For his 14 years as a member of the Bella Lewitzky Dance Company, John Pennington’s dancing took our breath away. This weekend at the State Playhouse, Pennington proved that he can still wow us with his artistry as a performer as well as impress us with his choreography. His company, Pennington Dance Group, celebrated its 15th anniversary with strong choreography, a wide variety of music choices and exciting dance artists.  

Skins and Screens (première) opens with three dancers crawling across the stage underneath cocoon-like material painted in camouflage shades of black and brown. As they emerge, the movement is gnarled and sporadic, as if these creatures are morphing from one form into another. The movement expands into more open and unified grouping but the world that they inhabit appears tentative and they exit uncertain of their future. The second section is also a trio with a set of three portable panels that are used as various corridors to separate the members of this particular world. The relationship between the two sections feels incomplete even after the inhabitants of both worlds are brought together at the end.

On The Brink Of Time (1969) was choreographed and first performed by Bella Lewitzky; one of the most grounded dancers ever to grace the stage. The music is by Morton Subotnick, who is best known for his Silver Apples of the Moon, the first electronic work commissioned by a record company, Nonesuch. The score and Lewitzky’s use of strobe light were very innovative elements for that era. Pennington gave a beautiful, grounded and inspiring performance of this historic work. His control is amazing and his command of the stage makes him one of Los Angeles’s most beloved dance artists.

Ungoverned Spaces (Part 1) closed the first half of the concert with a very strong and connected performance by Montay Romero and Annalee Traylor. It is an energetic and somewhat exhausting work which involves two small Plexiglas seats for the dancers to sit on, move around and crawl under. They dance rapidly in unison and then separate with slower and more task-like movement as the powerful score by Tom Peters helps drive them forward. On this night, the end of the dance was sadly compromised by the incompetence of whoever was calling the light cues. Pennington’s choreography is strong and dynamic, but the lighting design by Matt Schumacher only worked against his vision of the work.

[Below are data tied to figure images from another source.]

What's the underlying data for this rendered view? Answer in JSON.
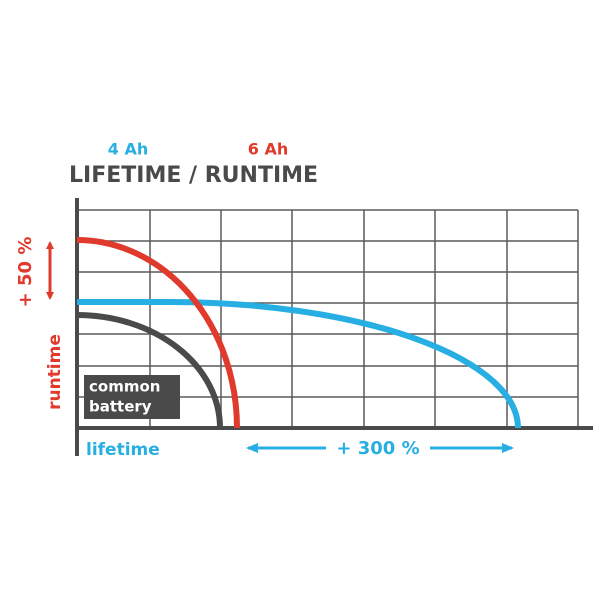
{
  "header": {
    "small_label": "4 Ah",
    "large_label": "6 Ah",
    "title": "LIFETIME / RUNTIME"
  },
  "y_axis": {
    "label": "runtime",
    "gain": "+ 50 %"
  },
  "x_axis": {
    "label": "lifetime",
    "gain": "+ 300 %"
  },
  "legend": {
    "line1": "common",
    "line2": "battery"
  }
}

The second half opened with a duet that was a “co-collaboration” between Lester Horton and Bella Lewitzky. Created in 1948, The Beloved was inspired by a newspaper article about a religious man who murdered his wife over suspected infidelity. It was choreographed to an original score by Judith Hamilton and includes a set design by Lewitzky’s husband Newell Reynolds. The set is two straight back chairs with a small table in-between that is slightly tilted so that the audience can view the skillfully choreographed gestures taking place on top. John Pennington and Li Chang Rothermich gave powerful performances in a duet that is difficult to watch only because of the subject matter. The gestures are sometimes subtle but gripping and the tension between these two characters is daunting.

Hearing Change was created by Pennington in 2004. In this performance it was danced beautifully by Danae McWatt to the music of Thuja, and David Karagianis. The set, designed by Pennington, is a large circle that resembles a spinning CD and sits stationary upstage center.  McWatt’s costume reflects the lines and colors on this disc, but it isn’t enough to clarify the set's connection to the choreography, which is at times percussive, sometimes lyrical and then suddenly suspended in place. Is the disc the sound of change? It was not clear.

The concert concluded with the première of Company of Orbs performed to the music of William Duckworth and scenic design by John Pennington. There were pink lanterns or orbs hanging at different levels upstage and two hollow plastic globes are utilized by Li Chang Rothermich in her intricate and sometimes witty solo. Company of Orbs was the strongest of Pennington’s choreography on the program. The movement is generous, circular and appears fun to dance. There was a section that reminded me of tossing a ping pong ball into a group of other balls and watching as they rebound in all directions. Dancers revolve around themselves and each other, and the relationship between the performers is wonderful to see. They truly came across as a company in this piece. All six dancers deserve mention. They were Danae McWatt, Li Chang Rothermich, Edwin Siguenza, Michael Szanyi, Annalee Traylor and Tom Tsai.

John Pennington’s work continues to grow and mature. I look forward to the next 15 years.